Why cybercrime is in the top three black market industries in the world
Tools like artificial intelligence are being used for evil as well as good.
The recent introduction of mandatory data breach reporting in Australia was a wake-up call for many organisations as to their obligation to keep customer data safe. But it has also alerted many to the increasing sophistication of the new techniques used by the world’s cyber criminals as they exploit both technical and human vulnerabilities.
According to Steve Ingram, partner and Asia Pacific Cyber Lead at PwC, we are living in an age of industrialised cybercrime.
“We are starting to see state-sponsored weapons being used by organised crime groups,” Ingram says. “They don’t need to own those resources or capabilities, they can access those in a leveraged or just-in-time market.
“It is growing significantly and would be one of the top two or three black market industries in the world along with arms dealing and drugs.”
Another significant change noted by Ingram is the willingness of cybercriminals to go after individuals. He knows of one executive in Europe who was cajoled into transferring €600,000 on the word of someone whom she believed was her boss, but who in fact had used publicly-available information sources to impersonate that person and demonstrate familiarity with her.
“These people had done some social engineering, appealed to her ego, and managed to pull off the fraud,” Ingram says. “They even called back to try and get a second payment through. The likelihood of them being caught is very low, and the punishments aren’t that high either.”
The technology that cybercriminals use is also becoming more sophisticated.
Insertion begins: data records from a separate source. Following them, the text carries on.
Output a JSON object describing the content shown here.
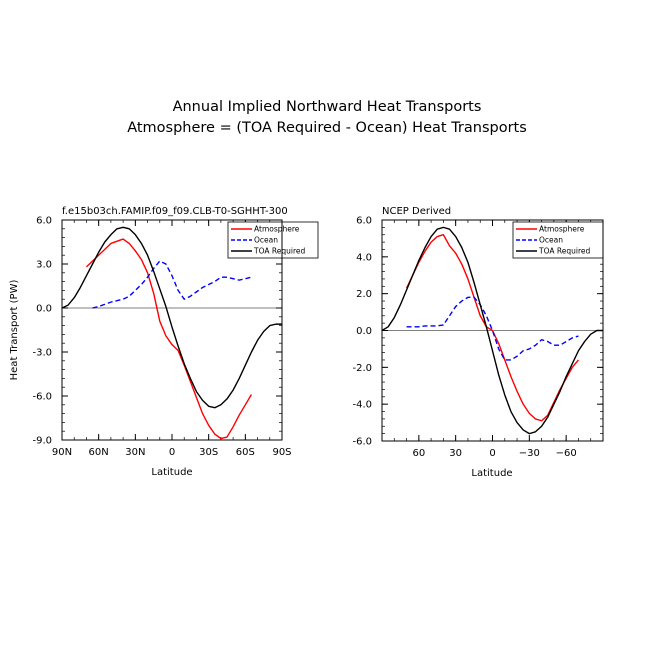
{
  "figure": {
    "title_line1": "Annual Implied Northward Heat Transports",
    "title_line2": "Atmosphere = (TOA Required - Ocean) Heat Transports"
  },
  "chart_data": [
    {
      "type": "line",
      "subtitle": "f.e15b03ch.FAMIP.f09_f09.CLB-T0-SGHHT-300",
      "xlabel": "Latitude",
      "ylabel": "Heat Transport (PW)",
      "xlim": [
        90,
        -90
      ],
      "ylim": [
        -9,
        6
      ],
      "xticks": [
        90,
        60,
        30,
        0,
        -30,
        -60,
        -90
      ],
      "xtick_labels": [
        "90N",
        "60N",
        "30N",
        "0",
        "30S",
        "60S",
        "90S"
      ],
      "yticks": [
        6,
        3,
        0,
        -3,
        -6,
        -9
      ],
      "ytick_labels": [
        "6.0",
        "3.0",
        "0.0",
        "-3.0",
        "-6.0",
        "-9.0"
      ],
      "grid": false,
      "zero_line": true,
      "legend_position": "top-right",
      "series": [
        {
          "name": "Atmosphere",
          "color": "#ff0000",
          "dash": "solid",
          "x": [
            70,
            60,
            50,
            40,
            35,
            30,
            25,
            20,
            15,
            10,
            5,
            0,
            -5,
            -10,
            -15,
            -20,
            -25,
            -30,
            -35,
            -40,
            -45,
            -50,
            -55,
            -60,
            -65
          ],
          "y": [
            2.8,
            3.6,
            4.4,
            4.7,
            4.4,
            3.9,
            3.3,
            2.4,
            1.0,
            -0.9,
            -1.9,
            -2.5,
            -2.9,
            -3.9,
            -5.0,
            -6.1,
            -7.2,
            -8.0,
            -8.6,
            -8.9,
            -8.8,
            -8.1,
            -7.3,
            -6.6,
            -5.9
          ]
        },
        {
          "name": "Ocean",
          "color": "#0000ff",
          "dash": "dashed",
          "x": [
            65,
            60,
            50,
            40,
            35,
            30,
            25,
            20,
            15,
            10,
            5,
            0,
            -5,
            -10,
            -15,
            -20,
            -25,
            -30,
            -35,
            -40,
            -45,
            -50,
            -55,
            -60,
            -65
          ],
          "y": [
            0.0,
            0.1,
            0.4,
            0.6,
            0.8,
            1.2,
            1.6,
            2.1,
            2.7,
            3.2,
            3.0,
            2.2,
            1.2,
            0.6,
            0.8,
            1.1,
            1.4,
            1.6,
            1.8,
            2.1,
            2.1,
            2.0,
            1.9,
            2.0,
            2.1
          ]
        },
        {
          "name": "TOA Required",
          "color": "#000000",
          "dash": "solid",
          "x": [
            90,
            85,
            80,
            75,
            70,
            65,
            60,
            55,
            50,
            45,
            40,
            35,
            30,
            25,
            20,
            15,
            10,
            5,
            0,
            -5,
            -10,
            -15,
            -20,
            -25,
            -30,
            -35,
            -40,
            -45,
            -50,
            -55,
            -60,
            -65,
            -70,
            -75,
            -80,
            -85,
            -90
          ],
          "y": [
            0.0,
            0.2,
            0.7,
            1.4,
            2.2,
            3.0,
            3.8,
            4.5,
            5.0,
            5.4,
            5.5,
            5.4,
            5.0,
            4.4,
            3.6,
            2.5,
            1.3,
            0.1,
            -1.3,
            -2.6,
            -3.8,
            -4.8,
            -5.7,
            -6.3,
            -6.7,
            -6.8,
            -6.6,
            -6.2,
            -5.6,
            -4.8,
            -3.9,
            -3.0,
            -2.2,
            -1.6,
            -1.2,
            -1.1,
            -1.1
          ]
        }
      ]
    },
    {
      "type": "line",
      "subtitle": "NCEP Derived",
      "xlabel": "Latitude",
      "ylabel": "",
      "xlim": [
        90,
        -90
      ],
      "ylim": [
        -6,
        6
      ],
      "xticks": [
        60,
        30,
        0,
        -30,
        -60
      ],
      "xtick_labels": [
        "60",
        "30",
        "0",
        "−30",
        "−60"
      ],
      "yticks": [
        6,
        4,
        2,
        0,
        -2,
        -4,
        -6
      ],
      "ytick_labels": [
        "6.0",
        "4.0",
        "2.0",
        "0.0",
        "-2.0",
        "-4.0",
        "-6.0"
      ],
      "grid": false,
      "zero_line": true,
      "legend_position": "top-right",
      "series": [
        {
          "name": "Atmosphere",
          "color": "#ff0000",
          "dash": "solid",
          "x": [
            70,
            65,
            60,
            55,
            50,
            45,
            40,
            35,
            30,
            25,
            20,
            15,
            10,
            5,
            0,
            -5,
            -10,
            -15,
            -20,
            -25,
            -30,
            -35,
            -40,
            -45,
            -50,
            -55,
            -60,
            -65,
            -70
          ],
          "y": [
            2.3,
            3.0,
            3.7,
            4.3,
            4.8,
            5.1,
            5.2,
            4.6,
            4.2,
            3.6,
            2.8,
            1.8,
            0.8,
            0.2,
            0.0,
            -0.7,
            -1.6,
            -2.5,
            -3.3,
            -4.0,
            -4.5,
            -4.8,
            -4.9,
            -4.6,
            -3.9,
            -3.2,
            -2.6,
            -2.0,
            -1.6
          ]
        },
        {
          "name": "Ocean",
          "color": "#0000ff",
          "dash": "dashed",
          "x": [
            70,
            65,
            60,
            55,
            50,
            45,
            40,
            35,
            30,
            25,
            20,
            15,
            10,
            5,
            0,
            -5,
            -10,
            -15,
            -20,
            -25,
            -30,
            -35,
            -40,
            -45,
            -50,
            -55,
            -60,
            -65,
            -70
          ],
          "y": [
            0.2,
            0.2,
            0.2,
            0.25,
            0.25,
            0.25,
            0.3,
            0.8,
            1.3,
            1.6,
            1.8,
            1.8,
            1.4,
            0.8,
            0.0,
            -1.0,
            -1.6,
            -1.6,
            -1.4,
            -1.1,
            -1.0,
            -0.8,
            -0.5,
            -0.6,
            -0.8,
            -0.8,
            -0.6,
            -0.4,
            -0.3
          ]
        },
        {
          "name": "TOA Required",
          "color": "#000000",
          "dash": "solid",
          "x": [
            90,
            85,
            80,
            75,
            70,
            65,
            60,
            55,
            50,
            45,
            40,
            35,
            30,
            25,
            20,
            15,
            10,
            5,
            0,
            -5,
            -10,
            -15,
            -20,
            -25,
            -30,
            -35,
            -40,
            -45,
            -50,
            -55,
            -60,
            -65,
            -70,
            -75,
            -80,
            -85,
            -90
          ],
          "y": [
            0.0,
            0.2,
            0.7,
            1.4,
            2.2,
            3.0,
            3.8,
            4.5,
            5.1,
            5.5,
            5.6,
            5.5,
            5.1,
            4.5,
            3.7,
            2.6,
            1.4,
            0.2,
            -1.1,
            -2.4,
            -3.5,
            -4.4,
            -5.0,
            -5.4,
            -5.6,
            -5.5,
            -5.2,
            -4.7,
            -4.0,
            -3.3,
            -2.5,
            -1.8,
            -1.1,
            -0.6,
            -0.2,
            0.0,
            0.0
          ]
        }
      ]
    }
  ]
}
According to Liming Zhu, research director for software and computational systems at CSIRO’s Data61, cybersecurity threats are attacking the overall trust of systems, using highly-automated tools that use machine learning to carry out attacks.
“For example, machine learning is used to make data-driven systems learn the wrong models by poisoning data, constructing counterexamples and inverting machine learning models to make them vulnerable to attacks,” Zhu says. “Other techniques on the rise include the use of “side-channel” information and game theory to mount attacks, and leveraging end-to-end encrypted traffic to steal data and conduct cybercrimes.
“Beyond traditional attacks, cyber-physical systems — or physical devices connected to the digital world — are increasingly under fire.”
The APAC vice president and chief security officer for cybersecurity technology maker Palo Alto Networks, Sean Duca, agrees that the tools available to cybercriminals are becoming more sophisticated. But he says that in many instances they don’t have to be.
“Many of the known issues are still impacting organisations, through phishing emails, credentials re-use and ransomware attacks,” Duca says.
Nor surprisingly then, he says the remedies that can prove most effective are also relatively unsophisticated, but effective if applied properly.
“All businesses need to maintain good “cyber hygiene” which includes a regularly backup of data, patching systems and applications and reducing the attack surface of digital assets as much as possible,” Duca says.
One common defensive strategy is to move applications and data into the hands of cloud providers, who often deliver a higher level of security than an individual business can afford, but this is not a set-and-forget strategy.
Duca says there are questions that every company should ask of itself and its suppliers, including knowing what sensitive data is stored in the cloud, who among employees and third parties has access to it, and how the data is protected.
“It starts with the basics; everyone must be doing them right,” Duca says. “With the rise in automated cyberattacks comes an increased need for organisations to be similarly automated and scalable, combating machine-generated attacks with integrated technology. We can’t rely on manual intervention to prevent a successful cyberattack. Security professionals need to focus less on manual defences and more on the big picture.
“Every business needs to understand that by living in a hyper-connected world, it’s foreseeable that someone will come looking for your information, but it’s up to you to manage the risk to your business.”
Increasing awareness is also driving a demand among business professionals to better understand the risks. Hence Data61 has partnered with the Australian Institute of Company Directors to deliver courses to lift the level of digital and cyber literacy at the executive level.
Ingram says he is also witnessing a change in how organisations structure themselves to account for cyber threats, based on the realisation that defence can’t be left to one business unit.
But just as cyber criminals have grown stronger through working together, Ingram says the same approach can be used to create stronger defences. PwC is working in close partnership with technology providers such as Palo Alto Networks and research groups such as CSIRO’s Data61, as well as with large technology and telecommunications companies.
“We need to get cross sector, cross industry information sharing,” Ingram says. “The banks and telcos are realising that we do need to work together to make it better.”